The girl was under the wagon. She was listening. Then she lifted her hands and whipped her long hair into a braid and tied it off with a piece of lace edging she tore from her skirt. She was not astonished. Not at all.
He lay still in the crumbled stone and blue-green agarita behind the protection of the caprock. He waited. He and Johanna were exposed to the wooded slope behind them, higher ground, but it was a good quarter mile away. Almay and the Caddos were coming up from below. The wagon must have been just barely exposed. He waited. The wind was cold.
He heard, remotely, the lever action of another Henry and then saw another puff of gunpowder smoke below, from behind a long slanting buttress of red stone on the right side of the ravine. Instantly afterward he heard a sharp, flat crack and the noise of the wagon being hit again. Splinters burst into the air and rained around him. Pasha fell back on his halter rope but it did not break so he came up straight again. He wasn’t hit. Fancy was more determined and tore her halter rope loose and went crashing away into the trees and stopped. She was hung up on something.

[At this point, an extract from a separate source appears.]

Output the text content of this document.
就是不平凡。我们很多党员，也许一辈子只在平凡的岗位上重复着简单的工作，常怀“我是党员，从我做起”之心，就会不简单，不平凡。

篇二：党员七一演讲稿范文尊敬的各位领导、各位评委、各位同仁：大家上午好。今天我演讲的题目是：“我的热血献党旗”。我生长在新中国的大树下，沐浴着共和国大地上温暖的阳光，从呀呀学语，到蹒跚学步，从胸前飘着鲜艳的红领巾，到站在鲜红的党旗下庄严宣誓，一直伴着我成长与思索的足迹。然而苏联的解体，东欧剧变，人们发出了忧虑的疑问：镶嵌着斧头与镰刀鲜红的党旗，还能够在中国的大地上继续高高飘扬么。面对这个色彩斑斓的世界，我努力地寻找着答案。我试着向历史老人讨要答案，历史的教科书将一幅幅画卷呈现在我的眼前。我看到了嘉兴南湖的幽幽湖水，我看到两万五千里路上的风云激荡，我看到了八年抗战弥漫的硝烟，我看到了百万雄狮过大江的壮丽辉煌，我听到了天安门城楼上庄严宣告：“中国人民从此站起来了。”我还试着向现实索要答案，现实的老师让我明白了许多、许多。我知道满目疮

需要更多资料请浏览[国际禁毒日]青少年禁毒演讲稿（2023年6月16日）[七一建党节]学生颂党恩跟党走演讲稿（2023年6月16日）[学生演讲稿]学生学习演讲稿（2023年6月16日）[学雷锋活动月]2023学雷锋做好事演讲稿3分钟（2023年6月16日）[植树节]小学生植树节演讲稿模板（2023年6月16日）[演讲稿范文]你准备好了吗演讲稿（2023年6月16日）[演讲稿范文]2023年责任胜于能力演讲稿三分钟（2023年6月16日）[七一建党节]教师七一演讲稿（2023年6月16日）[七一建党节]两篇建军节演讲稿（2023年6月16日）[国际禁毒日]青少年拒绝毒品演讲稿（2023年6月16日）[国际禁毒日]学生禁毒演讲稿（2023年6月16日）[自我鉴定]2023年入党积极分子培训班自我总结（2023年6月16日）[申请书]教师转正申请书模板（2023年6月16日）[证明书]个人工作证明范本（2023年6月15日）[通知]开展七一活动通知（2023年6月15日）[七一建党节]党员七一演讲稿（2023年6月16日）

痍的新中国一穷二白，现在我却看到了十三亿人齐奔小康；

The Captain waited for the other, or two others if they were all armed with rifles. He had to hoard his revolver ammunition and watch for the best shot even if they were right in his face. It seemed his eyes would start from his head. He had to shut them for a moment. Then a .45 long Colt round struck to his right like a hammerhead, about six feet away and then he heard the muzzle blast. He didn’t turn his head but only noted where the smoke came from. It had also come from the right side of the ravine, farther down. Number three. The shot did not have that deep, biting bark of a rifle, so it was a revolver. They had all three come up single file on one side. Stupid. They were overconfident. They were up against nothing but an old man and a girl.

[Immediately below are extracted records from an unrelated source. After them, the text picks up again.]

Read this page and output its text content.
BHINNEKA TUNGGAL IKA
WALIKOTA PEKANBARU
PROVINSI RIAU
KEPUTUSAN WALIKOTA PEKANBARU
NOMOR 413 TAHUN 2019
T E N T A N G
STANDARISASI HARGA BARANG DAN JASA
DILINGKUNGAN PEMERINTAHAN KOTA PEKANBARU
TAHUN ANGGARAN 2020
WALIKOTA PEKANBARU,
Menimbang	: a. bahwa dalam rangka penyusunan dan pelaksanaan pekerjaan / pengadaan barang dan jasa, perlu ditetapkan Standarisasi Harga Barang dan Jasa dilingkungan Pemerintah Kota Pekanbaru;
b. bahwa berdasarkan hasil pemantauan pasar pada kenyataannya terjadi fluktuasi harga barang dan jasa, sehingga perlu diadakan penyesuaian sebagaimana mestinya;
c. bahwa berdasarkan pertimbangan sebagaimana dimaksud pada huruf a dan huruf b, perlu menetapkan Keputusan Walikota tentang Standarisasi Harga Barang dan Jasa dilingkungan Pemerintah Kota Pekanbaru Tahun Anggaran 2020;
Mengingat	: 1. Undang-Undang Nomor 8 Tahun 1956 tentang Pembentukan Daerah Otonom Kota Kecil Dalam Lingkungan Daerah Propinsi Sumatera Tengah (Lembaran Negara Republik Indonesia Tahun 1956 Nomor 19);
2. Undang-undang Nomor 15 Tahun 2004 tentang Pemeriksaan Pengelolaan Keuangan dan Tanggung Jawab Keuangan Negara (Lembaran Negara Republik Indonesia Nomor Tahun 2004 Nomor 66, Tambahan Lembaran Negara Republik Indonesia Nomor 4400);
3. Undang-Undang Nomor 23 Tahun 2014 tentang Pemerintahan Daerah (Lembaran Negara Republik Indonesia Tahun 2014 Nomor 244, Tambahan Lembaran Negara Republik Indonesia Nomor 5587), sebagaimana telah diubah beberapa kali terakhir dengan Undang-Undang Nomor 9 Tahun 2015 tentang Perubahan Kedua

In some ways he wouldn’t mind going out in a blaze of glory. Seventy-one was a good long time to have lived. But then there was Johanna.
The mild, watery sun of early March poured down a shadowless light. Not many reflections. Another shot. It chipped the face of the dark, dense limestone to his left. He did not duck nor glance in that direction but watched for the smoke.

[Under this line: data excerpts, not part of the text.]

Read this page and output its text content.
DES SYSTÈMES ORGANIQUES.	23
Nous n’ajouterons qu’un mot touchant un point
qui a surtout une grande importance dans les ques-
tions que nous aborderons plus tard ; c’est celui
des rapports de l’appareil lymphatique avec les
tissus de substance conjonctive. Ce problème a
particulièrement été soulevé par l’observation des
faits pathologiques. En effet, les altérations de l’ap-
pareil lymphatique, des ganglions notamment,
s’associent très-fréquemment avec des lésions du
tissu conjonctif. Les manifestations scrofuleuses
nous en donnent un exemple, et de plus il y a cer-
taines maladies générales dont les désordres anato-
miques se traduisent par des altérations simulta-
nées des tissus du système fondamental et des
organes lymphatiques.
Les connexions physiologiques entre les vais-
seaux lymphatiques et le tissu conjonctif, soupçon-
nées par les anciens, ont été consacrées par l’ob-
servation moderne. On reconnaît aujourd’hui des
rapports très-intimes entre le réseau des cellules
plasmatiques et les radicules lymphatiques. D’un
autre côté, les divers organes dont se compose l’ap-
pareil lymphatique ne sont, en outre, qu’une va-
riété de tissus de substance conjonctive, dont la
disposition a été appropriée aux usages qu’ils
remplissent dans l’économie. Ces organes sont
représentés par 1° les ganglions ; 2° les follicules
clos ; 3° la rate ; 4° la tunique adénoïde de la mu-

He saw it. Same rifle. Two, that’s all they had. The third man was the odd man out and had to make do with a revolver like himself.
Then he saw a man jump from one buttress of rusty-red stone to another to cross the ravine to the other side. He was carrying a rifle. The Captain fired three times, chipping the stone around the man, sending up sprays of cedar duff and the sumac leaves like little airborne ears. It was one of the Caddos. They were trying to nail him between two lines of fire; a rifle to his left and a rifle and a handgun to his right.
A brief glimpse; the Caddo was wearing a heavy leather glove on his left hand. So he was right, they did have Henrys. There was no floor arm on the Henry and its hot barrel and the magazine tube had to be handled with a glove. Another shot. He waited for the flash of a rifle barrel on his left, within the range of his revolver, saw it, fired twice and heard a yell and the rifle flew away and got wedged among the rocks.
Got him. At least he had knocked the rifle out of his hand. And now the stupid fool was going to go after it.
He aimed and waited. He was sure the Caddo was going to try to retrieve his precious expensive rifle. Go for it, man. Over on the other side of the ravine he caught a glimpse of the crown of a hat. He was too smart for that. It was on a stick.